What were the major features of Johnson's Great Society?
The main feature of President Johnson's Great Society was a push to eliminate poverty.
Johnson attempted to do this in a number of ways. He attempted to do this through education, providing Head Start programs for disadvantaged children who were too young for school and creating the work-study program to help college students. He attempted to do this through job training programs like the Job Corps. He attempted to do this by creating the Medicaid program that would allow poor people access to good health care. Finally, he attempted to do this with the Community Action Program, which gave money to poor communities to improve themselves.
In all of these ways, Johnson was attempting to end poverty. This was the main feature of the Great Society
What were the implications of Johnson's "Great Society"?

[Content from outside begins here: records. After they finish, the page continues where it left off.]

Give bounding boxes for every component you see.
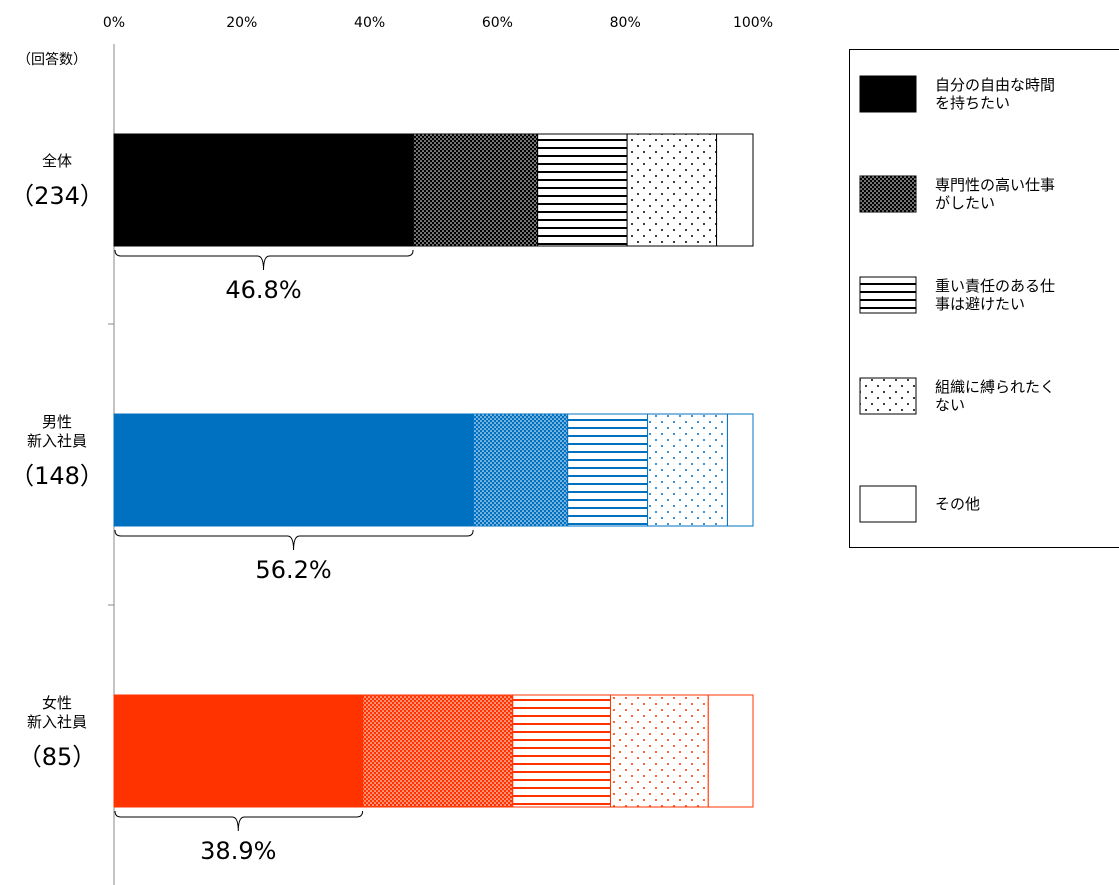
category-count: （148） <box>10 462 104 490</box>
legend-label: 重い責任のある仕 <box>935 277 1055 295</box>
bar-segment <box>113 413 474 527</box>
bar-segment <box>567 413 649 527</box>
x-tick-label: 80% <box>610 15 641 31</box>
legend-swatch <box>859 75 917 113</box>
bar-segment <box>412 133 539 247</box>
chart-axis: 0% 20% 40% 60% 80% 100% （回答数） <box>17 15 773 885</box>
bar-segment <box>472 413 569 527</box>
chart-legend: 自分の自由な時間を持ちたい専門性の高い仕事がしたい重い責任のある仕事は避けたい組… <box>849 49 1119 548</box>
legend-label: 事は避けたい <box>935 295 1025 313</box>
legend-swatch <box>859 175 917 213</box>
callouts: 46.8% 56.2% 38.9% <box>114 249 474 865</box>
chart-bars <box>113 133 754 808</box>
legend-label: 組織に縛られたく <box>935 378 1055 396</box>
x-tick-label: 0% <box>103 15 125 31</box>
legend-label: 自分の自由な時間 <box>935 76 1055 94</box>
bar-segment <box>537 133 628 247</box>
category-label: 新入社員 <box>27 432 87 450</box>
bar-segment <box>726 413 754 527</box>
legend-label: ない <box>935 396 965 414</box>
bar-segment <box>626 133 718 247</box>
bar-segment <box>113 694 364 808</box>
legend-swatch <box>859 485 917 523</box>
bar-segment <box>610 694 709 808</box>
legend-swatch <box>859 276 917 314</box>
legend-label: その他 <box>935 495 980 513</box>
legend-label: 専門性の高い仕事 <box>935 176 1055 194</box>
category-label: 女性 <box>42 694 72 712</box>
callout-bracket <box>114 249 414 271</box>
bar-segment <box>362 694 514 808</box>
legend-label: がしたい <box>935 194 995 212</box>
bar-segment <box>716 133 754 247</box>
x-tick-label: 60% <box>482 15 513 31</box>
bar-segment <box>512 694 612 808</box>
callout-label: 56.2% <box>255 556 331 584</box>
bar-segment <box>707 694 754 808</box>
legend-swatch <box>859 377 917 415</box>
category-count: （85） <box>18 743 97 771</box>
x-tick-label: 100% <box>733 15 773 31</box>
bar-segment <box>113 133 414 247</box>
category-count: （234） <box>10 182 104 210</box>
x-tick-label: 40% <box>354 15 385 31</box>
callout-label: 38.9% <box>200 837 276 865</box>
callout-bracket <box>114 529 474 551</box>
category-label: 全体 <box>42 152 72 170</box>
bar-segment <box>647 413 728 527</box>
y-axis-header: （回答数） <box>17 51 87 68</box>
category-label: 男性 <box>42 413 72 431</box>
x-tick-label: 20% <box>226 15 257 31</box>
category-label: 新入社員 <box>27 713 87 731</box>
callout-bracket <box>114 810 364 832</box>
callout-label: 46.8% <box>225 276 301 304</box>
legend-label: を持ちたい <box>935 94 1010 112</box>
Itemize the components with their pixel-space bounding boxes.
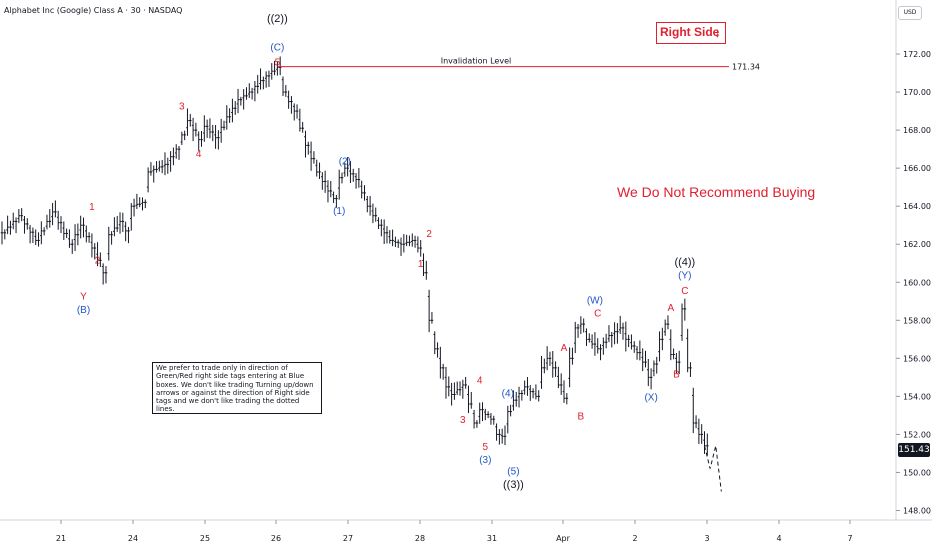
x-tick-label: 25 <box>200 534 210 543</box>
wave-label: 2 <box>426 229 432 240</box>
wave-label: ((3)) <box>503 479 524 491</box>
y-tick-label: 160.00 <box>903 278 931 287</box>
wave-label: (C) <box>270 42 284 53</box>
wave-label: A <box>667 303 674 314</box>
wave-label: ((4)) <box>674 256 695 268</box>
invalidation-value: 171.34 <box>732 63 760 72</box>
wave-label: (Y) <box>678 271 691 282</box>
wave-label: C <box>594 309 601 320</box>
wave-label: 1 <box>418 259 424 270</box>
x-tick-label: 27 <box>343 534 353 543</box>
wave-label: B <box>578 411 585 422</box>
arrow-down-icon: ↓ <box>714 24 721 40</box>
x-tick-label: 21 <box>56 534 66 543</box>
y-tick-label: 172.00 <box>903 50 931 59</box>
wave-labels: ((2)) (C) 5 3 4 1 2 Y (B) (2) (1) 2 1 4 3 5 (3) (4) (5)((3… <box>77 13 695 491</box>
time-axis: 21 24 25 26 27 28 31 Apr 2 3 4 7 <box>56 520 853 543</box>
wave-label: B <box>673 370 680 381</box>
invalidation-label: Invalidation Level <box>441 57 511 66</box>
y-tick-label: 150.00 <box>903 468 931 477</box>
y-tick-label: 164.00 <box>903 202 931 211</box>
wave-label: ((2)) <box>267 13 288 25</box>
price-axis: 172.00 170.00 168.00 166.00 164.00 162.00 160.… <box>896 50 931 515</box>
last-price-badge: 151.43 <box>898 443 930 457</box>
x-tick-label: 28 <box>415 534 425 543</box>
x-tick-label: 3 <box>704 534 709 543</box>
x-tick-label: 31 <box>487 534 497 543</box>
wave-label: C <box>681 286 688 297</box>
x-tick-label: 24 <box>128 534 138 543</box>
wave-label: 1 <box>89 202 95 213</box>
trading-note: We prefer to trade only in direction of … <box>152 362 322 414</box>
wave-label: (B) <box>77 305 90 316</box>
wave-label: 4 <box>196 149 202 160</box>
x-tick-label: 26 <box>271 534 281 543</box>
x-tick-label: 2 <box>632 534 637 543</box>
right-side-label: Right Side <box>660 25 720 39</box>
wave-label: 4 <box>477 375 483 386</box>
price-bars <box>0 56 709 456</box>
y-tick-label: 156.00 <box>903 354 931 363</box>
wave-label: A <box>561 343 568 354</box>
y-tick-label: 166.00 <box>903 164 931 173</box>
wave-label: (3) <box>479 455 491 466</box>
y-tick-label: 162.00 <box>903 240 931 249</box>
invalidation-level: Invalidation Level 171.34 <box>277 57 760 72</box>
x-tick-label: Apr <box>556 534 571 543</box>
wave-label: (X) <box>644 392 657 403</box>
wave-label: 3 <box>179 101 185 112</box>
y-tick-label: 148.00 <box>903 506 931 515</box>
wave-label: 2 <box>95 255 101 266</box>
wave-label: (W) <box>587 295 603 306</box>
y-tick-label: 168.00 <box>903 126 931 135</box>
x-tick-label: 4 <box>776 534 781 543</box>
x-tick-label: 7 <box>847 534 852 543</box>
y-tick-label: 170.00 <box>903 88 931 97</box>
currency-button[interactable]: USD <box>898 6 922 20</box>
y-tick-label: 154.00 <box>903 392 931 401</box>
wave-label: (4) <box>502 389 514 400</box>
y-tick-label: 158.00 <box>903 316 931 325</box>
chart-title: Alphabet Inc (Google) Class A · 30 · NAS… <box>4 6 183 15</box>
y-tick-label: 152.00 <box>903 430 931 439</box>
wave-label: 5 <box>483 442 489 453</box>
advice-text: We Do Not Recommend Buying <box>617 184 816 200</box>
wave-label: Y <box>80 292 87 303</box>
wave-label: (1) <box>333 206 345 217</box>
projection-path <box>704 445 722 492</box>
projection-line <box>704 445 722 492</box>
right-side-tag: Right Side ↓ <box>656 22 726 44</box>
wave-label: 3 <box>460 415 466 426</box>
wave-label: (2) <box>339 157 351 168</box>
wave-label: 5 <box>275 58 281 69</box>
wave-label: (5) <box>507 467 519 478</box>
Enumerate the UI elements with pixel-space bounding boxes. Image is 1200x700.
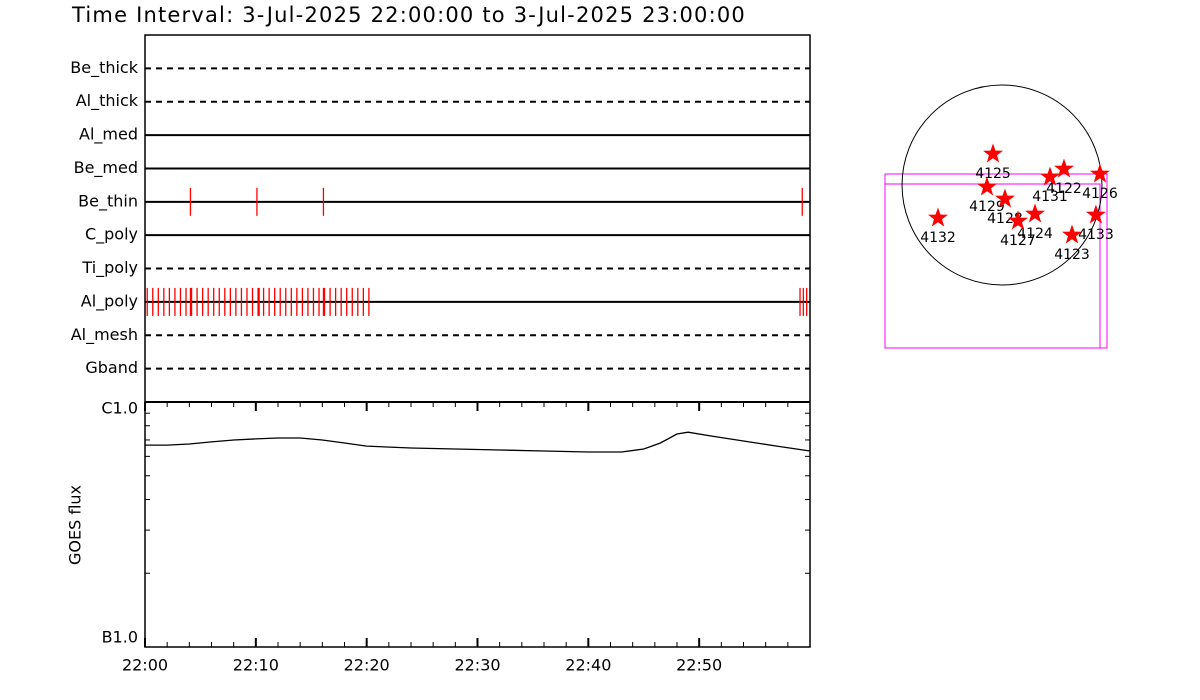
- region-label: 4127: [1000, 233, 1036, 249]
- x-tick-label: 22:30: [454, 656, 500, 675]
- region-star: [1025, 203, 1045, 223]
- x-tick-label: 22:20: [344, 656, 390, 675]
- row-label: Al_thick: [76, 91, 139, 111]
- y-axis-label: GOES flux: [66, 485, 85, 565]
- region-star: [995, 188, 1015, 208]
- flux-line: [145, 431, 811, 453]
- row-label: Al_med: [79, 125, 138, 145]
- region-label: 4124: [1017, 226, 1053, 242]
- region-star: [983, 143, 1003, 163]
- solar-limb: [901, 84, 1103, 286]
- region-star: [1062, 224, 1082, 244]
- row-label: Gband: [85, 358, 138, 377]
- row-label: Ti_poly: [81, 258, 138, 278]
- x-tick-label: 22:10: [233, 656, 279, 675]
- region-star: [1008, 210, 1028, 230]
- x-tick-label: 22:50: [676, 656, 722, 675]
- row-label: Be_thick: [70, 58, 138, 78]
- region-label: 4126: [1082, 186, 1118, 202]
- region-label: 4133: [1078, 227, 1114, 243]
- region-label: 4122: [1046, 181, 1082, 197]
- region-star: [977, 176, 997, 196]
- row-label: Be_thin: [78, 191, 138, 211]
- region-star: [1085, 204, 1106, 224]
- region-label: 4131: [1032, 189, 1068, 205]
- row-label: Al_poly: [81, 291, 138, 311]
- row-label: Be_med: [74, 158, 138, 178]
- region-star: [1090, 163, 1110, 183]
- region-star: [928, 207, 948, 227]
- y-tick-label: B1.0: [102, 628, 138, 647]
- x-tick-label: 22:40: [565, 656, 611, 675]
- plot-frame: [144, 34, 811, 648]
- region-label: 4132: [920, 230, 956, 246]
- y-tick-label: C1.0: [101, 399, 138, 418]
- region-label: 4129: [969, 199, 1005, 215]
- region-label: 4125: [975, 166, 1011, 182]
- region-star: [1054, 158, 1074, 178]
- chart-title: Time Interval: 3-Jul-2025 22:00:00 to 3-…: [71, 3, 746, 27]
- region-star: [1040, 166, 1060, 186]
- row-label: C_poly: [85, 225, 138, 245]
- x-tick-label: 22:00: [122, 656, 168, 675]
- region-label: 4123: [1054, 247, 1090, 263]
- row-label: Al_mesh: [71, 325, 138, 345]
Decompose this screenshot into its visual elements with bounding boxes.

I would say that one of the most profound implications of Johnson's "Great Society" was that it was the last time people saw government as a positive agent of change. Johnson believed that government programs could help make people's lives better and the public accepted that point of view. Whatever else one wishes to say about the Great Society, its view of governmental action was a pinnacle moment in American History. After Johnson, government action was never to be seen in the same light again. Johnson took a broad view towards government action and the ideas that government, as opposed to private industry, was the source of assistance to people was something that was not to be seen again and not seen since. Johnson's own experiences convinced him that if problems existed in society, it was up to government to solve them and to bring some level of remedy into people's lives. The time period was one in which people accepted this. Such a wide role of government action is no longer seen in American politics without significant blowback. The recent health care debate was historic in how it reached back into this particular idea, something that Johnson himself would have embraced as a part of the "Great Society." Yet, the amount of negative feedback regarding "socialized medicine" or "intrusive government" represents a reality that Johnson himself would have never experienced to such a degree. In the end, the "Great Society" is one of the last triumphant moments where American liberalism was recognized. It can be said with a tinge of melancholy that government has not been viewed in the same light since.